Shutting down the panel is a no-brainer, and I'd be surprised if the Benghazi committee, now tarnished by McCarthy's ill-advised and ill-timed remarks, is still in place a month from now. Perhaps the Clinton appearance before the panel will be postponed indefinitely, or perhaps it will be the committee's last act. Either way, it doesn't make sense for the GOP to keep it operating.
It would be an act of compassion for House Speaker John Boehner to disband it before McCarthy becomes speaker and is faced with the unenviable choice of either enraging conservatives by shutting it down in response to his epic own goal or letting it live as a symbol of House Republicans' willingness to use the levers of power for partisan political gain. Boehner could bring up a resolution to end the committee's work and rely on Democrats who have called for the panel's demise — and a small number of victory-minded Republicans — to make it happen. I don't expect that's the path Boehner will pursue, but it's an option.

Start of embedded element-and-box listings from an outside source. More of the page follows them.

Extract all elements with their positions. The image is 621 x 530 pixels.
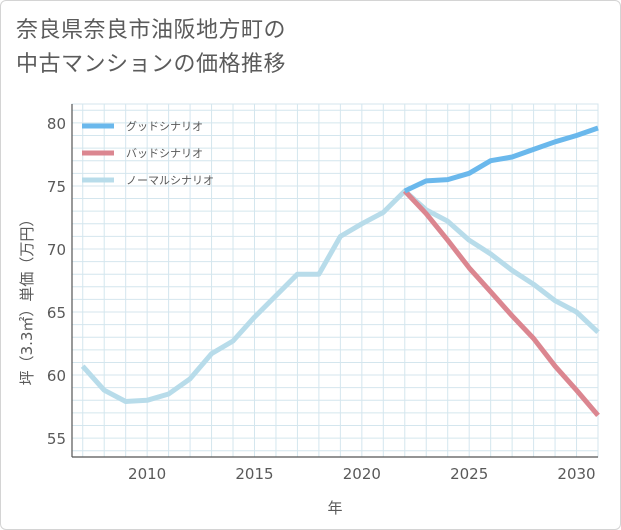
x-tick-label: 2015 [235,465,273,483]
x-axis-label: 年 [327,499,342,517]
series-line-normal [80,188,600,404]
legend-label-bad: バッドシナリオ [126,147,203,160]
axis-labels: 年 坪（3.3㎡）単価（万円） [18,212,343,517]
series-line-bad [402,189,600,418]
y-axis-label: 坪（3.3㎡）単価（万円） [18,212,36,386]
x-tick-label: 2010 [128,465,166,483]
series-lines [80,125,600,418]
y-tick-label: 75 [47,178,66,196]
y-tick-label: 65 [47,304,66,322]
series-line-good [403,125,599,194]
x-tick-label: 2025 [450,465,488,483]
y-tick-label: 55 [47,430,66,448]
chart-title: 奈良県奈良市油阪地方町の 中古マンションの価格推移 [16,14,286,82]
y-tick-label: 60 [47,367,66,385]
y-tick-label: 80 [47,115,66,133]
x-tick-label: 2030 [557,465,595,483]
chart-title-line-2: 中古マンションの価格推移 [16,52,287,77]
x-tick-label: 2020 [343,465,381,483]
legend-label-normal: ノーマルシナリオ [126,174,214,187]
grid-lines [71,103,599,458]
chart-title-line-1: 奈良県奈良市油阪地方町の [16,18,287,43]
legend-label-good: グッドシナリオ [126,119,203,133]
y-tick-label: 70 [47,241,66,259]
axes: 2010 2015 2020 2025 2030 55 60 65 70 75 80 [47,104,598,483]
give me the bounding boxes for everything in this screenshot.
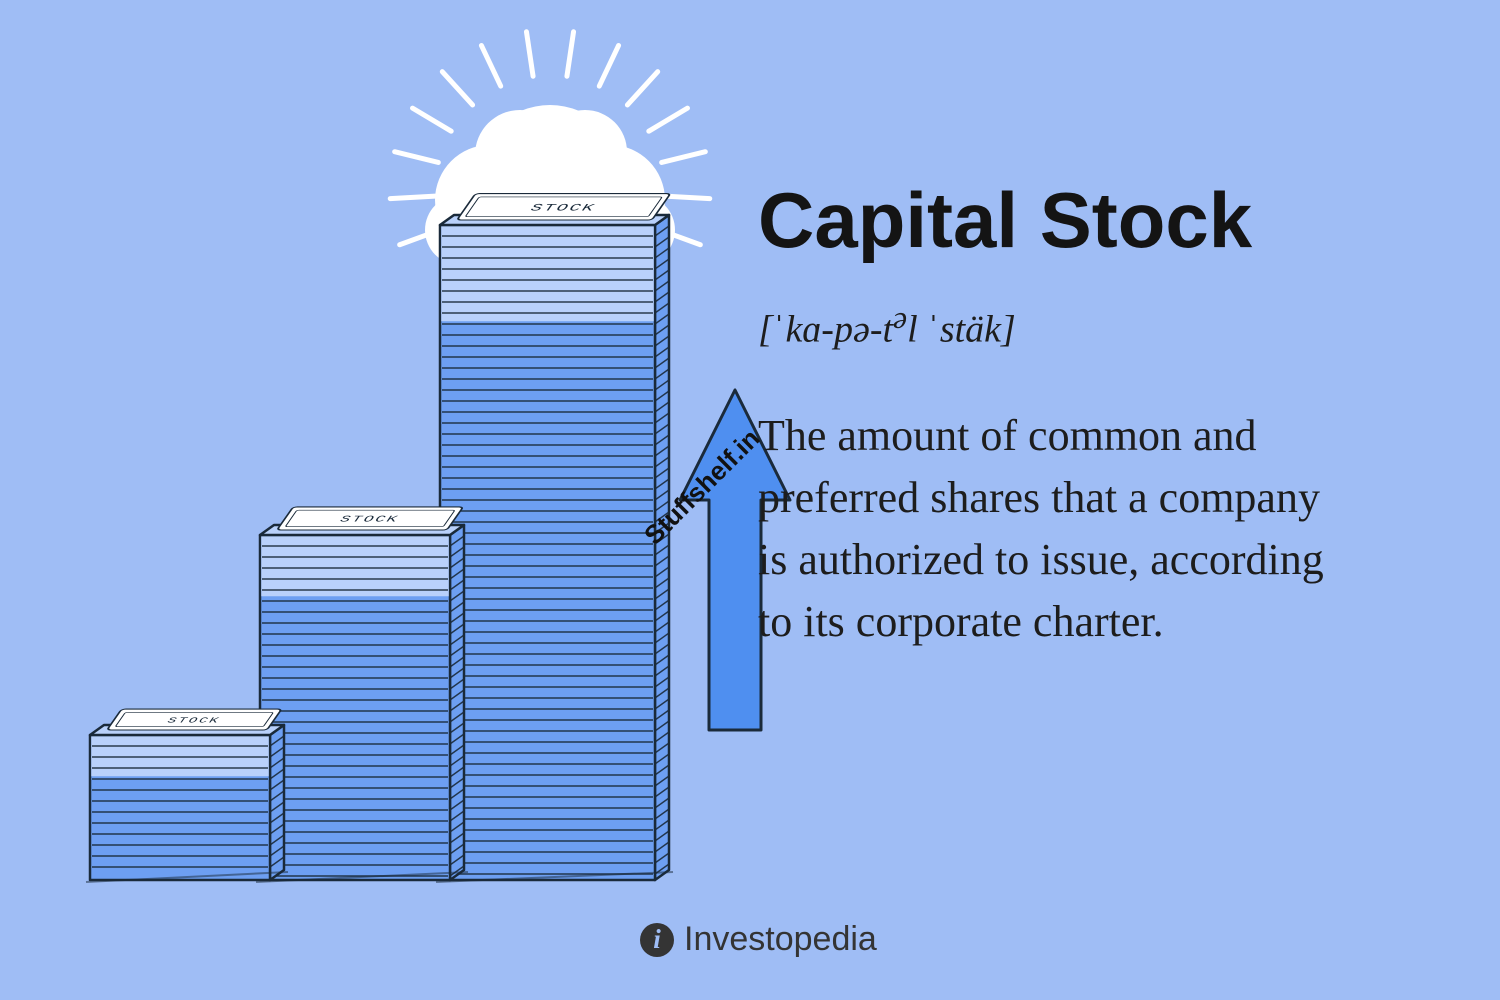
term-title: Capital Stock <box>758 175 1252 266</box>
stock-stacks-illustration: STOCK STOCK STOCK <box>30 60 730 960</box>
svg-text:STOCK: STOCK <box>337 515 402 525</box>
infographic-canvas: STOCK STOCK STOCK Capital Stock [ˈkɑ-pə-tə… <box>0 0 1500 1000</box>
brand-footer: i Investopedia <box>640 920 877 959</box>
svg-text:STOCK: STOCK <box>527 202 599 214</box>
pron-part-1: [ˈkɑ-pə-t <box>758 309 893 351</box>
pron-super: ə <box>893 300 907 335</box>
pronunciation: [ˈkɑ-pə-təl ˈstäk] <box>758 300 1016 352</box>
brand-name: Investopedia <box>684 920 877 959</box>
pron-part-2: l ˈstäk] <box>907 309 1016 351</box>
definition-text: The amount of common and preferred share… <box>758 405 1358 653</box>
brand-mark-icon: i <box>640 923 674 957</box>
svg-text:STOCK: STOCK <box>165 716 223 725</box>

Republicans could pass the baton to Jason Chaffetz
I'm actually surprised that Democrats are so eager to see the committee broken up. As long as the investigation of Clinton is contained to the "Benghazi committee," McCarthy's words will hang over its findings. It's like he issued a blanket immunity for her, one that protects her from anything the panel produces, leaks, or insinuates. Democrats should probably keep quiet and count their blessings.
Here's why: Though the Benghazi committee is now poisoned by McCarthy's words, the email investigation still seems viable, if misguided. The smart thing for Republicans to do would be to close the Benghazi committee and move the remainder of its investigation under the jurisdiction of another panel — one that doesn't have the partisan touchstone "Benghazi" in its name.
The Oversight and Government Reform Committee, led by Rep. Jason Chaffetz (R-UT), who is a congressional expert on Benghazi, could take over the investigation. At this point, it is solely focused on how the former secretary of state communicated with her staff and friends. Republicans might even get credit for honesty in saying they would end the select committee's mandate because they've learned all they possibly can about Benghazi, the US mission in Libya, and diplomatic security. It never really was about Benghazi — it was always about Clinton — but that wasn't always as boldly evident as it is today.
Democrats are calling for Republicans to terminate the Benghazi committee because they think it's good politics. They're right. It's good politics for Republicans.